我看的場次是台北松山園區的倉庫場,相信與原初在台南文化中心原生劇場的觀眾感受大為不同,也或與舞團設定之情節氛圍反差出極大差異。然而,挑高的舊式倉庫卻「意外」增加了本作額外有趣的視覺體驗。例如,挑高的空間予人似有舞者生存/活動空間的「壓縮感」,為舞者詮釋人和魚形像間的轉換時,喻出更具「都市裡的孤獨私密」及「活在水族箱裡」的說服力;另外,藏在舞台後方的高腳式音響器材,演出過程中受燈光不經意(或無可避免)的打照,投射在倉庫牆壁上的倒影,倒巧合地演化出都市常見的路燈幻景。

一開始,所有的女性舞者詮釋著鬥魚與魚群。隨情節慢慢鋪陳,對她們原本扮演的角色身分上,都能營造出相互映襯及轉化的力道,即使非該段故事的主角,每位舞者還能適時搭配每段故事的要角,經編舞者的平均調度,少見虛設成份。有時是日常的兒年遊戲,看似拼貼和斷裂,適時運用了「魚的形象」和「時間過客」來「穿梭」與「漸層」出不同敘事的光譜;有時,這些分裂的形象合而為一、亦分裂、也佚散,分合出不同節奏的線譜。然而,自「時間過客」從「膜」(或「繭」)漸脫蛻而出後,進入永無止盡的生命和活著,試著開始參與其他人的短暫生命,每次強烈感受到別人的消亡而顯出自己的孤獨時,卻出現一個我認為既細微但嚴重的問題。

《單‧身》燈光設計遊走於「寫實」與「非寫實」之間,賦予「時間過客」兩道光芒,迸出雙重又分歧的深長倒影,看起來既疑慮,又徬徨,充分表達了他難解的心理狀態。
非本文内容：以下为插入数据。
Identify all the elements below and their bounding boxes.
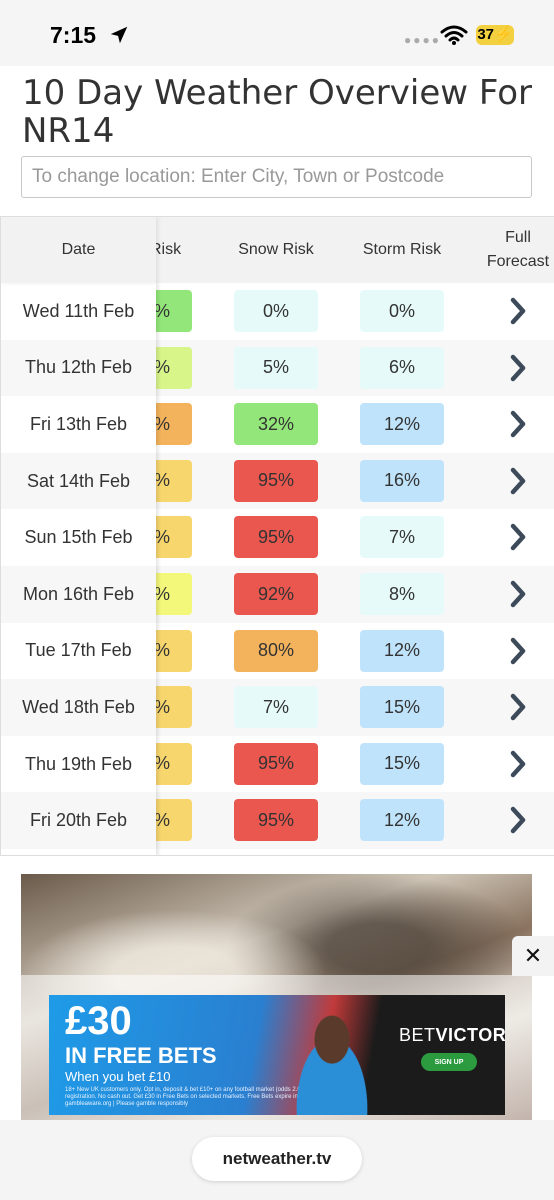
ad-subline: When you bet £10 xyxy=(65,1069,171,1084)
date-cell: Thu 19th Feb xyxy=(24,753,133,774)
prev-risk-cell: % xyxy=(150,629,192,672)
weather-table: Risk Snow Risk Storm Risk Full Forecast … xyxy=(0,216,554,856)
table-row: % 80% 12% xyxy=(0,623,554,680)
ad-small-print: 18+ New UK customers only. Opt in, depos… xyxy=(65,1087,361,1107)
table-row: % 32% 12% xyxy=(0,396,554,453)
ad-amount: £30 xyxy=(65,999,132,1043)
table-row: % 95% 7% xyxy=(0,509,554,566)
ad-headline: IN FREE BETS xyxy=(65,1043,217,1068)
storm-risk-cell: 12% xyxy=(360,799,444,842)
chevron-right-icon[interactable] xyxy=(506,692,530,722)
snow-risk-cell: 32% xyxy=(234,403,318,446)
date-cell: Sun 15th Feb xyxy=(24,527,133,548)
date-cell: Fri 13th Feb xyxy=(29,413,128,434)
snow-risk-cell: 95% xyxy=(234,742,318,785)
storm-risk-cell: 16% xyxy=(360,459,444,502)
prev-risk-cell: % xyxy=(150,290,192,332)
chevron-right-icon[interactable] xyxy=(506,466,530,496)
wifi-icon xyxy=(440,25,468,45)
snow-risk-cell: 80% xyxy=(234,629,318,672)
snow-risk-cell: 7% xyxy=(234,686,318,729)
storm-risk-cell: 12% xyxy=(360,629,444,672)
table-row: % 0% 0% xyxy=(0,283,554,340)
status-bar: 7:15 ●●●● 37⚡ xyxy=(0,0,554,66)
date-cell: Wed 18th Feb xyxy=(1,679,156,736)
snow-risk-cell: 95% xyxy=(234,516,318,559)
ad-banner[interactable]: £30 IN FREE BETS When you bet £10 18+ Ne… xyxy=(49,995,505,1115)
header-snow-risk: Snow Risk xyxy=(238,241,314,258)
date-cell: Fri 20th Feb xyxy=(1,792,156,849)
snow-risk-cell: 95% xyxy=(234,799,318,842)
storm-risk-cell: 12% xyxy=(360,403,444,446)
snow-risk-cell: 95% xyxy=(234,459,318,502)
snow-risk-cell: 5% xyxy=(234,346,318,389)
chevron-right-icon[interactable] xyxy=(506,353,530,383)
battery-level: 37 xyxy=(477,26,494,43)
storm-risk-cell: 0% xyxy=(360,290,444,332)
chevron-right-icon[interactable] xyxy=(506,749,530,779)
prev-risk-cell: % xyxy=(150,799,192,842)
date-cell: Mon 16th Feb xyxy=(1,566,156,623)
storm-risk-cell: 15% xyxy=(360,742,444,785)
storm-risk-cell: 8% xyxy=(360,573,444,615)
ad-signup-button[interactable]: SIGN UP xyxy=(421,1053,477,1071)
storm-risk-cell: 15% xyxy=(360,686,444,729)
storm-risk-cell: 6% xyxy=(360,346,444,389)
chevron-right-icon[interactable] xyxy=(506,805,530,835)
table-row: % 95% 15% xyxy=(0,736,554,793)
ad-close-button[interactable]: ✕ xyxy=(512,936,554,976)
signal-dots-icon: ●●●● xyxy=(404,33,441,47)
ad-footballer-image xyxy=(277,999,387,1115)
date-cell: Thu 12th Feb xyxy=(1,339,156,397)
battery-indicator: 37⚡ xyxy=(476,25,514,45)
header-date: Date xyxy=(0,217,156,283)
snow-risk-cell: 92% xyxy=(234,573,318,615)
chevron-right-icon[interactable] xyxy=(506,409,530,439)
status-time: 7:15 xyxy=(50,22,97,48)
page-title: 10 Day Weather Overview For NR14 xyxy=(22,73,532,151)
chevron-right-icon[interactable] xyxy=(506,579,530,609)
chevron-right-icon[interactable] xyxy=(506,296,530,326)
header-full-forecast: Full Forecast xyxy=(486,229,550,270)
ad-brand-logo: BETVICTOR xyxy=(399,1025,505,1046)
chevron-right-icon[interactable] xyxy=(506,636,530,666)
prev-risk-cell: % xyxy=(150,742,192,785)
header-storm-risk: Storm Risk xyxy=(362,241,442,258)
storm-risk-cell: 7% xyxy=(360,516,444,559)
date-cell: Sat 14th Feb xyxy=(1,452,156,510)
prev-risk-cell: % xyxy=(150,573,192,615)
date-column: Wed 11th Feb Thu 12th Feb Fri 13th Feb Sat … xyxy=(0,283,156,855)
location-arrow-icon xyxy=(110,26,128,44)
date-cell: Wed 11th Feb xyxy=(22,300,135,321)
prev-risk-cell: % xyxy=(150,403,192,446)
chevron-right-icon[interactable] xyxy=(506,522,530,552)
ad-brand-b: VICTOR xyxy=(435,1025,505,1045)
snow-risk-cell: 0% xyxy=(234,290,318,332)
date-cell: Tue 17th Feb xyxy=(25,640,132,661)
prev-risk-cell: % xyxy=(150,686,192,729)
location-search-input[interactable] xyxy=(21,156,532,198)
prev-risk-cell: % xyxy=(150,516,192,559)
ad-brand-a: BET xyxy=(399,1025,436,1045)
browser-url-bar[interactable]: netweather.tv xyxy=(192,1137,362,1181)
prev-risk-cell: % xyxy=(150,459,192,502)
header-prev-risk: Risk xyxy=(150,241,182,258)
prev-risk-cell: % xyxy=(150,346,192,389)
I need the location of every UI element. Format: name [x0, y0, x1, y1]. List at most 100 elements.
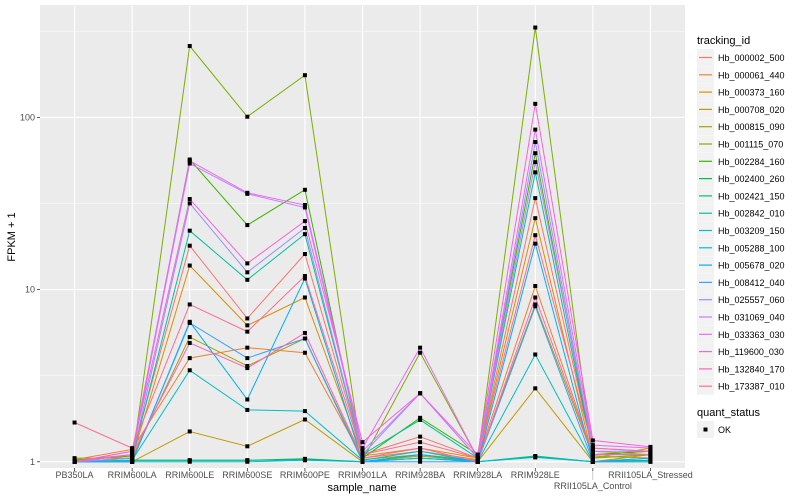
- data-point: [533, 127, 538, 132]
- data-point: [187, 158, 192, 163]
- data-point: [360, 446, 365, 451]
- data-points: [72, 25, 653, 464]
- x-tick-label: RRIM600PE: [280, 470, 330, 480]
- data-point: [533, 101, 538, 106]
- legend-label: Hb_000373_160: [718, 88, 785, 98]
- data-point: [533, 241, 538, 246]
- legend-title-tracking-id: tracking_id: [697, 35, 750, 47]
- data-point: [130, 446, 135, 451]
- data-point: [302, 295, 307, 300]
- legend-label: Hb_025557_060: [718, 295, 785, 305]
- legend-label: Hb_132840_170: [718, 364, 785, 374]
- data-point: [302, 252, 307, 257]
- data-point: [418, 391, 423, 396]
- data-point: [302, 219, 307, 224]
- data-point: [590, 449, 595, 454]
- data-point: [245, 261, 250, 266]
- data-point: [245, 366, 250, 371]
- data-point: [648, 444, 653, 449]
- data-point: [360, 440, 365, 445]
- x-tick-label: RRIM901LA: [338, 470, 387, 480]
- legend-label: Hb_002842_010: [718, 209, 785, 219]
- data-point: [533, 25, 538, 30]
- legend-label: Hb_119600_030: [718, 347, 784, 357]
- data-point: [72, 459, 77, 464]
- data-point: [475, 452, 480, 457]
- x-tick-label: PB350LA: [56, 470, 94, 480]
- data-point: [245, 190, 250, 195]
- legend-label: Hb_003209_150: [718, 226, 785, 236]
- data-point: [72, 456, 77, 461]
- data-point: [187, 340, 192, 345]
- legend-label: Hb_005288_100: [718, 243, 785, 253]
- data-point: [245, 329, 250, 334]
- legend-label: Hb_033363_030: [718, 330, 785, 340]
- data-point: [245, 316, 250, 321]
- data-point: [533, 295, 538, 300]
- data-point: [648, 452, 653, 457]
- legend-title-quant-status: quant_status: [697, 407, 760, 419]
- data-point: [418, 456, 423, 461]
- data-point: [418, 449, 423, 454]
- data-point: [533, 283, 538, 288]
- y-tick-label: 10: [25, 285, 35, 295]
- legend-label: Hb_000061_440: [718, 70, 785, 80]
- legend-label: Hb_001115_070: [718, 140, 783, 150]
- data-point: [245, 345, 250, 350]
- data-point: [245, 363, 250, 368]
- data-point: [533, 151, 538, 156]
- data-point: [418, 440, 423, 445]
- data-point: [187, 429, 192, 434]
- x-tick-label: RRIM600LE: [165, 470, 214, 480]
- data-point: [245, 407, 250, 412]
- data-point: [302, 73, 307, 78]
- data-point: [245, 270, 250, 275]
- data-point: [418, 452, 423, 457]
- data-point: [590, 443, 595, 448]
- data-point: [245, 397, 250, 402]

而一幕中,「時間過客」似帶著濃郁的悲愴之情,一心想敲毀下舞台的高巍白壁,此時伴隨著精彩的配樂,但他漏了餡;其對牆的極端掙脫,反倒讓觀眾清楚意識到牆面傳出紙的聲音,再怎麼細微,卻仍窸窣作響,透過舞台和音響更變得突兀。整個演出所要累積的情緒至此──即使不欲討論寫實與否──,會因這種不對稱的微弱聲響造成極大的阻撓。這聲響透露出「這面牆仍有穿越/打破的客觀可能」,使得牆和過客欲營造出的緊張關係難說服於人。

我認為應可著重於「時間過客」對於高牆的想像與摹擬,透過舞者專業的肢體來傳達出掙扎與困境的意境,勿直接與牆面發生實際關係,或考慮牆面的特定部位應特殊處理。

尾末的〈走馬燈〉,在《單‧身》中堪稱一波高潮。〈走馬燈〉的所有舞者,試著闡述她們從年輕到老的私人詮釋。由生往盡的想像狀態,隨音律與節奏的增快,進行規律的重複與轉換。舞者們普遍的年輕,對於〈走馬燈〉的青壯片段,展現各自「已有」的記憶,摻著略微不同、但也融合的圖景;但面對「老態」時,舞者各自詮釋自己面容可能的老年印象,竟出現相似的動作與表情。

演後我就此詢問羅文君團長,她也坦承這「均質的老年形像」曾出現於她們內部的討論內。原本〈走馬燈〉因不間斷地重複和加速,實已能讓觀眾感到辛酸與糾結(我聽說台南演出時,有老者為此落下眼淚),但對年輕舞者和觀眾而言,歲月的滄桑並未探入他們的人生閱歷裡,即使各自展現出婀娜多姿的百般顏容,又能使部份觀眾發笑。對我來說,此段情節產生出非常有趣且豐富的心理變化──不同生命歷練的觀眾皆能發自內心的誠實感受,哪怕是哭或笑?一段同樣重複演繹的〈走馬燈〉,得以照引出陰暗觀眾席中的「眾生相」,即便她們看不到觀眾的臉,倒也像足了面面相映的鏡子。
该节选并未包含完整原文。